The Glenfinnan Viaduct near Loch Shiel, Scotland, is a great attraction not only for rail enthusiasts but walkers too. Beautiful views can be seen across the valley, or opt for a gentler route and take a stroll along the River Finnan.

A prime and remote surfing beach in Pembrokeshire, Freshwater West, was chosen to stage the Shell House of Bill Weasley and Fleur Delacour in Harry Potter and the Deathly Hallows.

London’s charming Leadenhall market certainly captured the attention of Hollywood when it was selected as the site of Diagon Alley. On a visit you may not be able to buy a wand or broom but there is certainly enough variety of food, drink and merchandise to keep you spellbound!

Did you know? Alnwick Castle in Northumberland was not only used to film scenes of Hogwarts School of Witchcraft and Wizardry but also starred in Elizabeth and Robin Hood Prince of Thieves.

4. Hawaii

Disney chose the tropical paradise and Hawaiian island of Kauai as the location for swashbuckling adventure in the latest Pirates of the Caribbean film – On Stranger Tides. The surrounding Pacific Ocean and long stretches of pristine beach, which define this luxurious haven, succumbed to the bounty-hunting antics of Johnny Depp. He trawled the island in the film in search of the ‘Fountain of Youth’.

Aptly named ‘Hawaii’s Island of Discovery’, Kauai has roaring waterfalls, rainforests and charming villages waiting to be explored. Makauwahi Cave in Kauai is the largest limestone cave complex in the Hawaiian Islands. It may have been invaded by scheming pirates during filming but has provided an archaeological treasure trove of Polynesian artifacts and sediments spanning millennia. This secluded get-away may just be the pirate’s life for you.

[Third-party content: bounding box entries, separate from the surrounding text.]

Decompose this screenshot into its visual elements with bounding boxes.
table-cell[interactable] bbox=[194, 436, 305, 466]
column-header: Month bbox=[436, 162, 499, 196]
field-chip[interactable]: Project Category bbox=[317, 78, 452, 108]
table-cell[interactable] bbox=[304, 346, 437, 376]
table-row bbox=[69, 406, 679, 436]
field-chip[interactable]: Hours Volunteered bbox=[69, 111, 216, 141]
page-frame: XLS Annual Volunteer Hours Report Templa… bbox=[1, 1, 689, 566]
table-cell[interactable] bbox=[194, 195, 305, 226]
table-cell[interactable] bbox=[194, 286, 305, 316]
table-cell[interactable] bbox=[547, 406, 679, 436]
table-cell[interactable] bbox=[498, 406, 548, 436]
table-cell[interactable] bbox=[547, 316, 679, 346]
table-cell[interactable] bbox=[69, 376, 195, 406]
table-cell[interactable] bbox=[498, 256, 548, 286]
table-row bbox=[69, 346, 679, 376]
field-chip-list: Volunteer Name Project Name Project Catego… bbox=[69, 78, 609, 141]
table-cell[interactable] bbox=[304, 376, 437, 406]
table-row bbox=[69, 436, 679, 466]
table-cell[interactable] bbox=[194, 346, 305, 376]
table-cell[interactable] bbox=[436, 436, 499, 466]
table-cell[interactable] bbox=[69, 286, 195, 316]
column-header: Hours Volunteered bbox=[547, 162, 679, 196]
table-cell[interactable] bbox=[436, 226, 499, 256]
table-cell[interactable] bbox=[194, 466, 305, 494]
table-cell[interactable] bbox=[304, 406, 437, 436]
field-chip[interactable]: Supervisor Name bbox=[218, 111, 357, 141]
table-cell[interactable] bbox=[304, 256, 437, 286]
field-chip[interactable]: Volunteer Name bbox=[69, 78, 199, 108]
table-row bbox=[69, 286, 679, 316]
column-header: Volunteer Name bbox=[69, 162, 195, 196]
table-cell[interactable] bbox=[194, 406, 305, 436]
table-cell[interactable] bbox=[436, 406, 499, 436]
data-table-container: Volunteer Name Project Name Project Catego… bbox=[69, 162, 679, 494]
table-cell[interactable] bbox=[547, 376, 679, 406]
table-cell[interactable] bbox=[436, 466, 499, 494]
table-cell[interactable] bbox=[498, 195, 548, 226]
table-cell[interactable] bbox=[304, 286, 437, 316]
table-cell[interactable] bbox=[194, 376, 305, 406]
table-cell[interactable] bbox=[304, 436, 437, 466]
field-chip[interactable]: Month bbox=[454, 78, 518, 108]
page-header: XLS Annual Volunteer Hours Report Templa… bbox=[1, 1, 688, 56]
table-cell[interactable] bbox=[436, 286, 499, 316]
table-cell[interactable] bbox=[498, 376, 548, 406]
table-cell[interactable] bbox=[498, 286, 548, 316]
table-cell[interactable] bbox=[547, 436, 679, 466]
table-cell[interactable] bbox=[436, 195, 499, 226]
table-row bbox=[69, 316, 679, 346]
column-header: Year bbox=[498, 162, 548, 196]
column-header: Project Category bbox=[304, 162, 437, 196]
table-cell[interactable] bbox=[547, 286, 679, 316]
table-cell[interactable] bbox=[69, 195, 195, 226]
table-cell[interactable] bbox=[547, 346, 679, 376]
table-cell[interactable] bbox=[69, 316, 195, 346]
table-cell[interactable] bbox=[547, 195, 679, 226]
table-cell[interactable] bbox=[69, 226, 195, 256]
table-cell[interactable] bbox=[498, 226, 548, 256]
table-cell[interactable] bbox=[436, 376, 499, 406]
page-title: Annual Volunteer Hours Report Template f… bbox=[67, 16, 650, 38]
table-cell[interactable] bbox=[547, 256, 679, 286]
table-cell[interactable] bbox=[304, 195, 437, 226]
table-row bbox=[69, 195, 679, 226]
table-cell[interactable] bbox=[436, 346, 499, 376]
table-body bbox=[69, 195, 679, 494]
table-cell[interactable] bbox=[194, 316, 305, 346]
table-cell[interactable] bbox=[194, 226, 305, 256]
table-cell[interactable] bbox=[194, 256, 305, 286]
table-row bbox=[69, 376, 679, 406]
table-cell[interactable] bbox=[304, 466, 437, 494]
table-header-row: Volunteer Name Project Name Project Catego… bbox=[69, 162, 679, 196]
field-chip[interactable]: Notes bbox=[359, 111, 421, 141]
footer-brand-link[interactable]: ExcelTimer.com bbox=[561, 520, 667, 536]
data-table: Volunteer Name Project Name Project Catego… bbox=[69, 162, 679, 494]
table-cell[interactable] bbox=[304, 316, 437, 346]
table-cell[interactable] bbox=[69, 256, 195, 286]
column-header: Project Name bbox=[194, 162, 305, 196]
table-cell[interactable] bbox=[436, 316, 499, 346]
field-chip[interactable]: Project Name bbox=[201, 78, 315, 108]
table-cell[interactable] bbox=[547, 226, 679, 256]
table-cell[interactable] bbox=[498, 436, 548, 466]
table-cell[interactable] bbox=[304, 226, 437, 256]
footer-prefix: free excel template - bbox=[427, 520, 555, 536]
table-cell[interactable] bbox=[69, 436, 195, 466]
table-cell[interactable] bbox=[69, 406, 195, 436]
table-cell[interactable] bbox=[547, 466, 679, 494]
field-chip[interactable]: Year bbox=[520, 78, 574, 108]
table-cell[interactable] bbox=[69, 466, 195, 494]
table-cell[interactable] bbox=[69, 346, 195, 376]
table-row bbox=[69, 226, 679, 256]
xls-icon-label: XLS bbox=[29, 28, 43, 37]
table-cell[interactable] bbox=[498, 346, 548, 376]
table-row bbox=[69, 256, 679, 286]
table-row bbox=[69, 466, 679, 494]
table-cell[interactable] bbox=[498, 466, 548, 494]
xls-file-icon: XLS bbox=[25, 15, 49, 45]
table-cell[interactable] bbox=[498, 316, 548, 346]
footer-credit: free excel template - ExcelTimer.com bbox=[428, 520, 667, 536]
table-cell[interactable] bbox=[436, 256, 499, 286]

Did you know? Film scenes that have also been shot in Hawaii include footage for The Descendents, Tropic Thunder, Jurassic Park and Avatar.

5. Australia

In 1999 the Wachowski Brothers took to the streets of Sydney to turn their dystopian vision of a ‘matrix’, controlled by machines and supported by human beings, into an on-screen reality. The futuristic thriller used the State Capital of New South Wales and its modern architecture to its advantage.

The corners of Pitt Street, O’Connell Street and Hunter Street created the iconic bird’s eye view phone booth shot in the film. Martin Place Fountain was the site of the ‘Woman in the Red Dress’ that taught Neo (Keanu Reeves) a lesson in looking out for deadly agents.

There are plenty of places to go in this cosmopolitan mega-city if you’re looking to escape the sentinal. Embark on a short train ride to visit the less frequented Jibbon Beach in the Royal National Park or climb the famous Harbour Bridge and take in the panoramic views of the city and beyond.

Alternatively, tuck yourself up in an earthy bar in The Rocks district and try crocodile pizza and a wide selection of beers in The Australian Hotel.

Did you know? X-Men Origins: Wolverine and Superman Returns also shot scenes in Sydney – definitely an action-hero hotspot.